NIHI Sumba
- Industry: Hotel
- Founded: 1988; 38 years ago
- Headquarters: Sumba Island, Indonesia
- Key people: Christopher Burch (owner); James McBride (co-founding partner and CEO);
- Website: nihi.com

= NIHI Sumba =

Resort on Sumba Island, Indonesia

NIHI Sumba is a luxury resort on the western coast of Sumba Island in eastern Indonesia. The resort has 27 villas and spans across 567 acres of jungle.

==History==
NIHI Sumba was built in 1988 at Nihiwatu by Claude and Petra Graves and acquired by Chris Burch and James McBride in 2012. The history of NIHI Sumba traces back to the early settlers who named the beach Nihiwatu, meaning "mortar stone," after its isolated rock formation along the tide. In 1988, Claude and Petra Graves established a hotel resort called Nihiwatu, later renamed NIHI Sumba. In 2012, the resort was acquired by Christopher Burch, an American entrepreneur, and James McBride, a South African-born hotelier.

==Facilities==
Nihi Sumba offers 27 private villas comprising 38 rooms available in one, two, three, four, or five-bedroom configurations, each featuring a private infinity pool. Guests can partake in various amenities and activities.

NIHI Sumba introduced an 'equine wellness program' that makes it the first hotel in the world to have horses available for therapy and wellness purposes around-the-clock at the spa.

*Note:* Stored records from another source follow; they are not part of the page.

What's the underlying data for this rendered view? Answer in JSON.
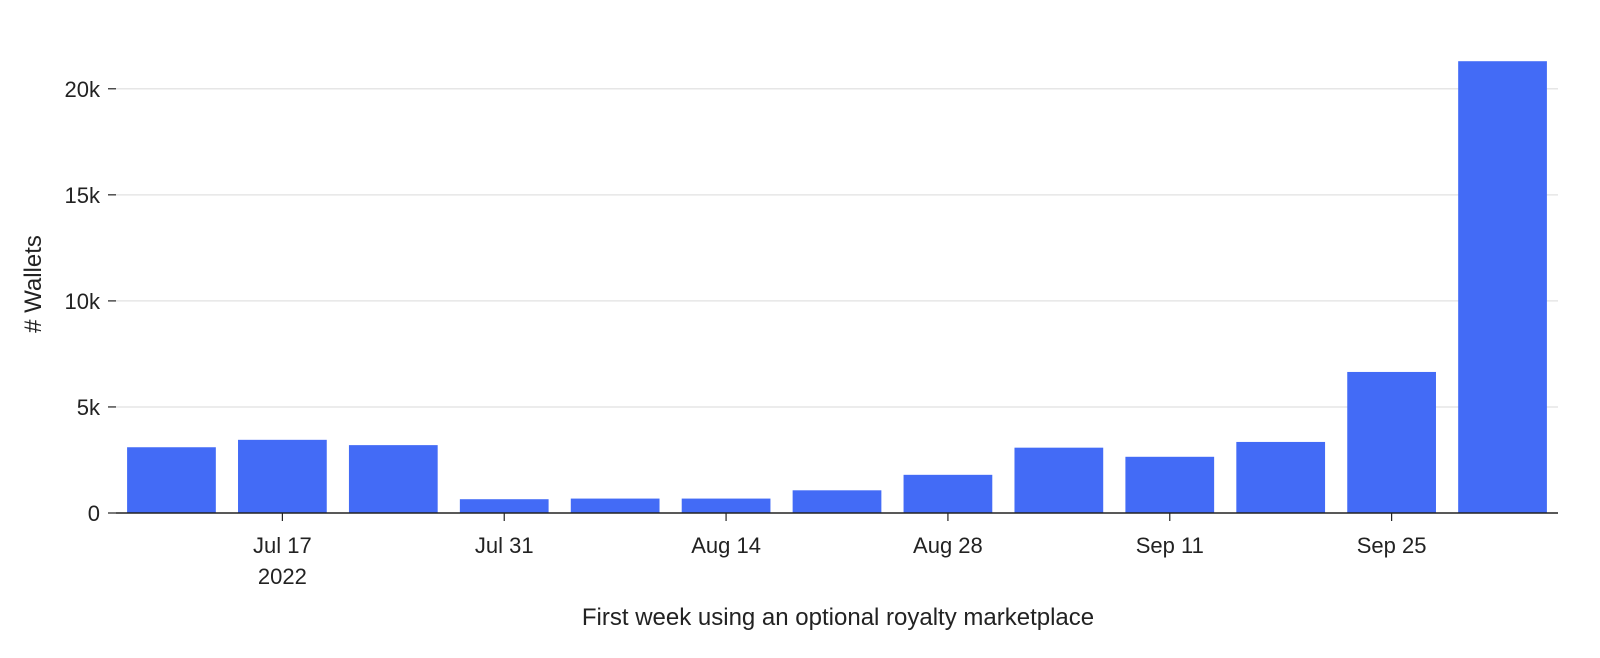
{
  "chart_data": {
    "type": "bar",
    "xlabel": "First week using an optional royalty marketplace",
    "ylabel": "# Wallets",
    "ylim": [
      0,
      22300
    ],
    "yticks": [
      {
        "value": 0,
        "label": "0"
      },
      {
        "value": 5000,
        "label": "5k"
      },
      {
        "value": 10000,
        "label": "10k"
      },
      {
        "value": 15000,
        "label": "15k"
      },
      {
        "value": 20000,
        "label": "20k"
      }
    ],
    "xticks": [
      {
        "date": "2022-07-17",
        "label": "Jul 17",
        "sublabel": "2022"
      },
      {
        "date": "2022-07-31",
        "label": "Jul 31",
        "sublabel": ""
      },
      {
        "date": "2022-08-14",
        "label": "Aug 14",
        "sublabel": ""
      },
      {
        "date": "2022-08-28",
        "label": "Aug 28",
        "sublabel": ""
      },
      {
        "date": "2022-09-11",
        "label": "Sep 11",
        "sublabel": ""
      },
      {
        "date": "2022-09-25",
        "label": "Sep 25",
        "sublabel": ""
      }
    ],
    "x": [
      "2022-07-10",
      "2022-07-17",
      "2022-07-24",
      "2022-07-31",
      "2022-08-07",
      "2022-08-14",
      "2022-08-21",
      "2022-08-28",
      "2022-09-04",
      "2022-09-11",
      "2022-09-18",
      "2022-09-25",
      "2022-10-02"
    ],
    "values": [
      3100,
      3450,
      3200,
      650,
      680,
      680,
      1070,
      1800,
      3080,
      2650,
      3350,
      6650,
      21300
    ],
    "bar_color": "#436bf6",
    "grid": true,
    "legend": "none"
  }
}
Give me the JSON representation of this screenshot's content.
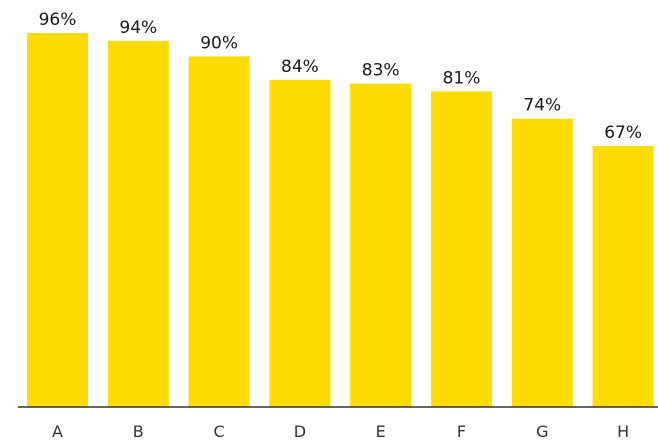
{
  "chart_data": {
    "type": "bar",
    "categories": [
      "A",
      "B",
      "C",
      "D",
      "E",
      "F",
      "G",
      "H"
    ],
    "values": [
      96,
      94,
      90,
      84,
      83,
      81,
      74,
      67
    ],
    "data_labels": [
      "96%",
      "94%",
      "90%",
      "84%",
      "83%",
      "81%",
      "74%",
      "67%"
    ],
    "title": "",
    "xlabel": "",
    "ylabel": "",
    "ylim": [
      0,
      100
    ],
    "grid": false,
    "legend": "none",
    "bar_color": "#FFDC00",
    "axis_color": "#333333"
  }
}
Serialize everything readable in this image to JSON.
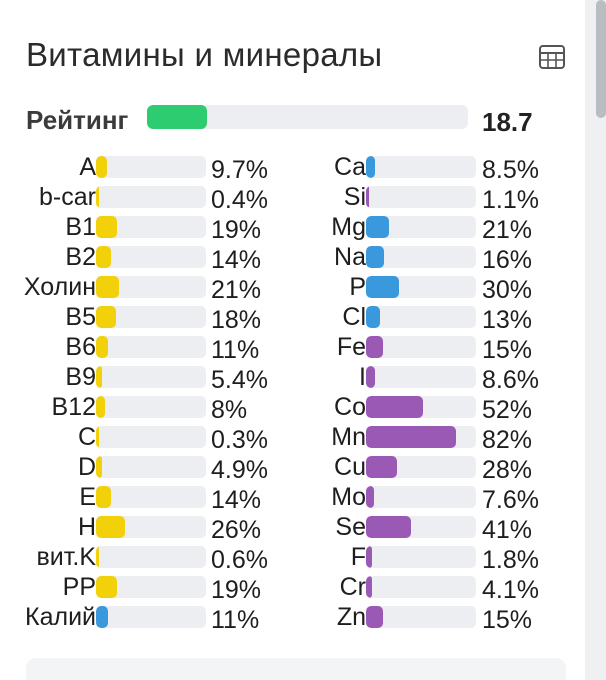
{
  "card": {
    "title": "Витамины и минералы",
    "table_icon": "table-grid-icon"
  },
  "rating": {
    "label": "Рейтинг",
    "value": "18.7",
    "fill_percent": 18.7,
    "color": "#2ecc71"
  },
  "colors": {
    "vitamin": "#f2d10b",
    "mineral_blue": "#3a98dc",
    "mineral_purple": "#9b59b6",
    "track": "#eceef1"
  },
  "vitamins": [
    {
      "label": "A",
      "value": "9.7%",
      "percent": 9.7,
      "color": "#f2d10b"
    },
    {
      "label": "b-car",
      "value": "0.4%",
      "percent": 0.4,
      "color": "#f2d10b"
    },
    {
      "label": "B1",
      "value": "19%",
      "percent": 19,
      "color": "#f2d10b"
    },
    {
      "label": "B2",
      "value": "14%",
      "percent": 14,
      "color": "#f2d10b"
    },
    {
      "label": "Холин",
      "value": "21%",
      "percent": 21,
      "color": "#f2d10b"
    },
    {
      "label": "B5",
      "value": "18%",
      "percent": 18,
      "color": "#f2d10b"
    },
    {
      "label": "B6",
      "value": "11%",
      "percent": 11,
      "color": "#f2d10b"
    },
    {
      "label": "B9",
      "value": "5.4%",
      "percent": 5.4,
      "color": "#f2d10b"
    },
    {
      "label": "B12",
      "value": "8%",
      "percent": 8,
      "color": "#f2d10b"
    },
    {
      "label": "C",
      "value": "0.3%",
      "percent": 0.3,
      "color": "#f2d10b"
    },
    {
      "label": "D",
      "value": "4.9%",
      "percent": 4.9,
      "color": "#f2d10b"
    },
    {
      "label": "E",
      "value": "14%",
      "percent": 14,
      "color": "#f2d10b"
    },
    {
      "label": "H",
      "value": "26%",
      "percent": 26,
      "color": "#f2d10b"
    },
    {
      "label": "вит.K",
      "value": "0.6%",
      "percent": 0.6,
      "color": "#f2d10b"
    },
    {
      "label": "PP",
      "value": "19%",
      "percent": 19,
      "color": "#f2d10b"
    },
    {
      "label": "Калий",
      "value": "11%",
      "percent": 11,
      "color": "#3a98dc"
    }
  ],
  "minerals": [
    {
      "label": "Ca",
      "value": "8.5%",
      "percent": 8.5,
      "color": "#3a98dc"
    },
    {
      "label": "Si",
      "value": "1.1%",
      "percent": 1.1,
      "color": "#9b59b6"
    },
    {
      "label": "Mg",
      "value": "21%",
      "percent": 21,
      "color": "#3a98dc"
    },
    {
      "label": "Na",
      "value": "16%",
      "percent": 16,
      "color": "#3a98dc"
    },
    {
      "label": "P",
      "value": "30%",
      "percent": 30,
      "color": "#3a98dc"
    },
    {
      "label": "Cl",
      "value": "13%",
      "percent": 13,
      "color": "#3a98dc"
    },
    {
      "label": "Fe",
      "value": "15%",
      "percent": 15,
      "color": "#9b59b6"
    },
    {
      "label": "I",
      "value": "8.6%",
      "percent": 8.6,
      "color": "#9b59b6"
    },
    {
      "label": "Co",
      "value": "52%",
      "percent": 52,
      "color": "#9b59b6"
    },
    {
      "label": "Mn",
      "value": "82%",
      "percent": 82,
      "color": "#9b59b6"
    },
    {
      "label": "Cu",
      "value": "28%",
      "percent": 28,
      "color": "#9b59b6"
    },
    {
      "label": "Mo",
      "value": "7.6%",
      "percent": 7.6,
      "color": "#9b59b6"
    },
    {
      "label": "Se",
      "value": "41%",
      "percent": 41,
      "color": "#9b59b6"
    },
    {
      "label": "F",
      "value": "1.8%",
      "percent": 1.8,
      "color": "#9b59b6"
    },
    {
      "label": "Cr",
      "value": "4.1%",
      "percent": 4.1,
      "color": "#9b59b6"
    },
    {
      "label": "Zn",
      "value": "15%",
      "percent": 15,
      "color": "#9b59b6"
    }
  ]
}
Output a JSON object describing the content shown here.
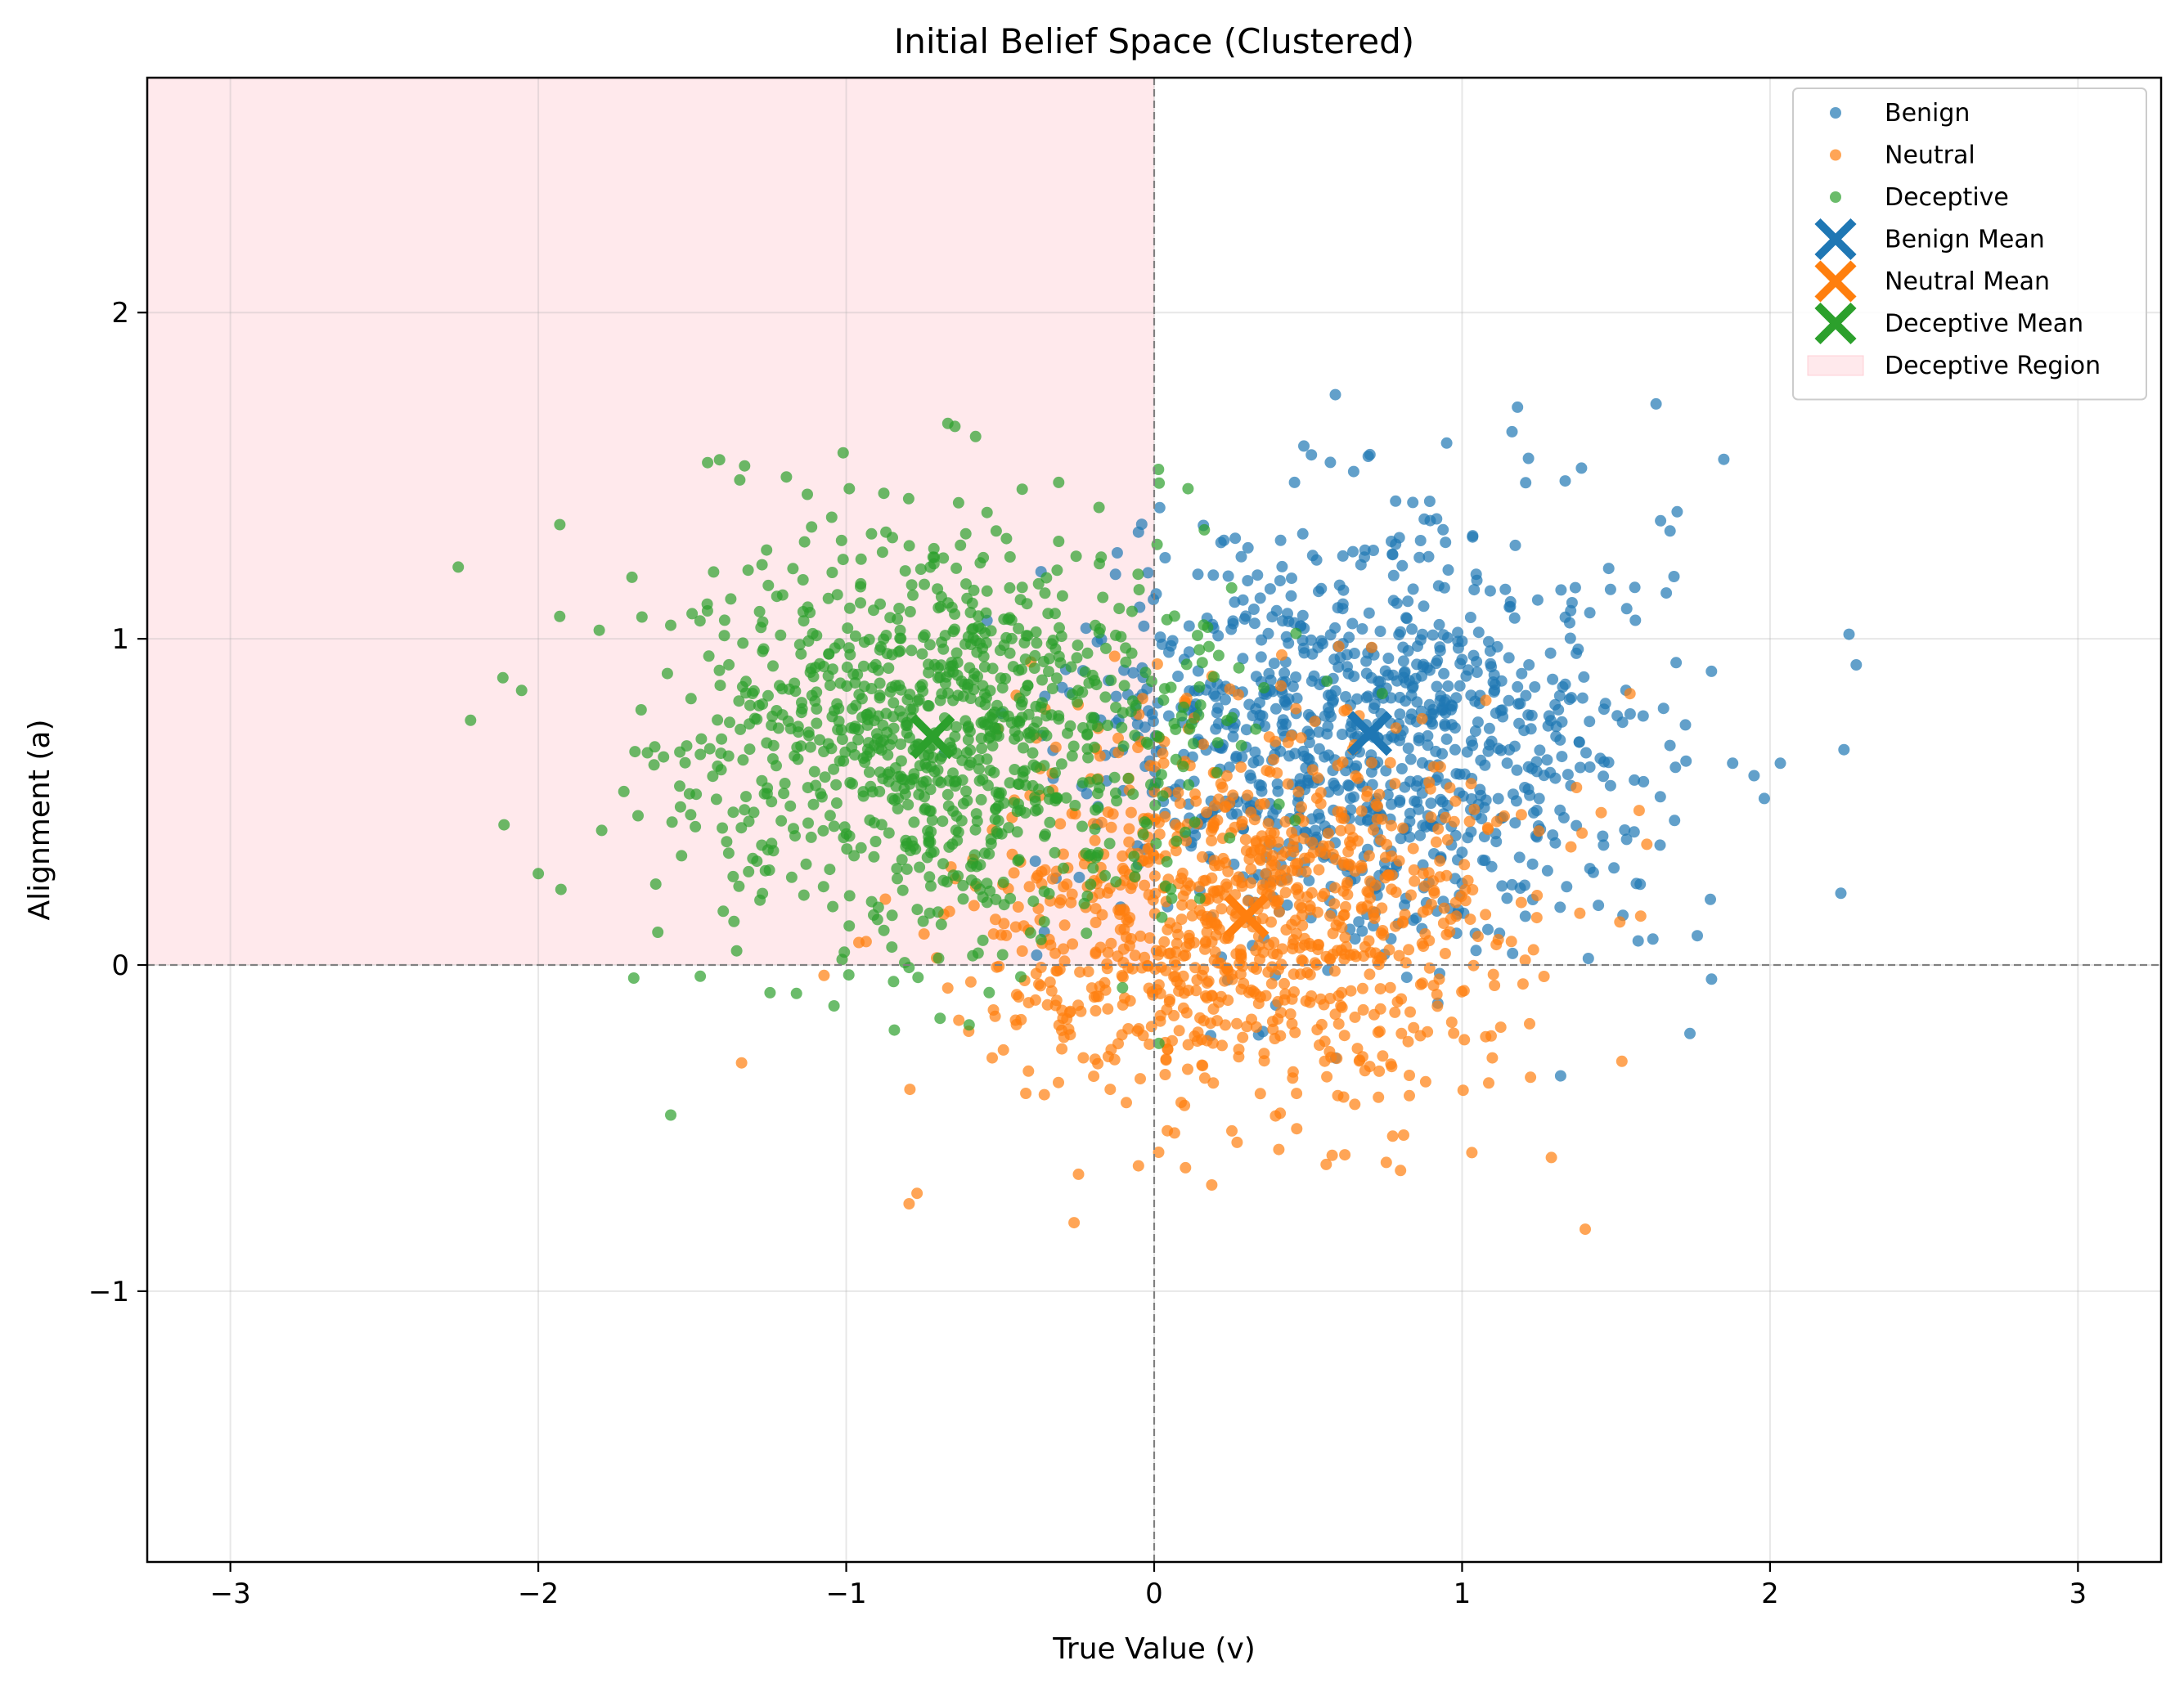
{
  "chart_data": {
    "type": "scatter",
    "title": "Initial Belief Space (Clustered)",
    "xlabel": "True Value (v)",
    "ylabel": "Alignment (a)",
    "xlim": [
      -3.27,
      3.27
    ],
    "ylim": [
      -1.83,
      2.72
    ],
    "xticks": [
      -3,
      -2,
      -1,
      0,
      1,
      2,
      3
    ],
    "yticks": [
      -1,
      0,
      1,
      2
    ],
    "xtick_labels": [
      "−3",
      "−2",
      "−1",
      "0",
      "1",
      "2",
      "3"
    ],
    "ytick_labels": [
      "−1",
      "0",
      "1",
      "2"
    ],
    "grid": true,
    "legend_position": "top-right",
    "reference_lines": {
      "x": 0,
      "y": 0,
      "style": "dashed",
      "color": "#808080"
    },
    "region": {
      "name": "Deceptive Region",
      "x_range": [
        -3.27,
        0
      ],
      "y_range": [
        0,
        2.72
      ],
      "color": "#ffb6c1",
      "opacity": 0.3
    },
    "series": [
      {
        "name": "Benign",
        "kind": "cloud",
        "color": "#1f77b4",
        "count": 1000,
        "mean": [
          0.7,
          0.7
        ],
        "std": [
          0.45,
          0.32
        ],
        "points_drawn": [
          [
            1.63,
            1.72
          ],
          [
            1.18,
            1.71
          ],
          [
            0.95,
            1.6
          ],
          [
            1.85,
            1.55
          ],
          [
            2.28,
            0.92
          ],
          [
            2.24,
            0.66
          ],
          [
            2.23,
            0.22
          ],
          [
            1.74,
            -0.21
          ],
          [
            1.32,
            -0.34
          ],
          [
            1.41,
            0.02
          ]
        ]
      },
      {
        "name": "Neutral",
        "kind": "cloud",
        "color": "#ff7f0e",
        "count": 1000,
        "mean": [
          0.3,
          0.15
        ],
        "std": [
          0.42,
          0.3
        ],
        "points_drawn": [
          [
            1.4,
            -0.81
          ],
          [
            -0.26,
            -0.79
          ],
          [
            -0.77,
            -0.7
          ],
          [
            0.8,
            -0.63
          ],
          [
            1.29,
            -0.59
          ],
          [
            -1.34,
            -0.3
          ],
          [
            1.6,
            0.37
          ],
          [
            1.58,
            0.15
          ]
        ]
      },
      {
        "name": "Deceptive",
        "kind": "cloud",
        "color": "#2ca02c",
        "count": 1000,
        "mean": [
          -0.7,
          0.7
        ],
        "std": [
          0.42,
          0.32
        ],
        "points_drawn": [
          [
            -2.26,
            1.22
          ],
          [
            -0.67,
            1.66
          ],
          [
            -0.58,
            1.62
          ],
          [
            -1.45,
            1.54
          ],
          [
            -1.33,
            1.53
          ],
          [
            -1.01,
            1.57
          ],
          [
            -0.99,
            1.46
          ],
          [
            -1.57,
            -0.46
          ],
          [
            -1.93,
            1.35
          ],
          [
            -2.22,
            0.75
          ],
          [
            -2.0,
            0.28
          ],
          [
            -1.69,
            -0.04
          ],
          [
            0.11,
            1.46
          ]
        ]
      }
    ],
    "means": [
      {
        "name": "Benign Mean",
        "x": 0.7,
        "y": 0.71,
        "color": "#1f77b4",
        "marker": "x"
      },
      {
        "name": "Neutral Mean",
        "x": 0.3,
        "y": 0.15,
        "color": "#ff7f0e",
        "marker": "x"
      },
      {
        "name": "Deceptive Mean",
        "x": -0.72,
        "y": 0.7,
        "color": "#2ca02c",
        "marker": "x"
      }
    ],
    "legend": [
      "Benign",
      "Neutral",
      "Deceptive",
      "Benign Mean",
      "Neutral Mean",
      "Deceptive Mean",
      "Deceptive Region"
    ]
  }
}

The resort engages in initiatives such as organic gardening, composting, water recycling, and community outreach programs. Through its Corporate Social Responsibility (CSR) program in partnership with The Sumba Foundation.

==Awards and recognition==
NIHI Sumba was ranked fourth on the Travel + Leisure Readers' 5 Favorite Resorts in Indonesia of 2023 list, and appeared in 18th position in The World's 50 Best Hotels on Condé Nast Traveller’s Gold List 2023. Additionally, the resort has been designated as the Best of the Best by TripAdvisor Travelers' Choice of 2022, chosen as one of the world’s top seven eco-hotels by Travel Advice in 2022, and selected as Travel + Leisure’s Best Hotel in the World for two consecutive years in 2016 and 2017.

NIHI Sumba was in 36th position on Travel + Leisure’s Top 100 Hotels in the World list.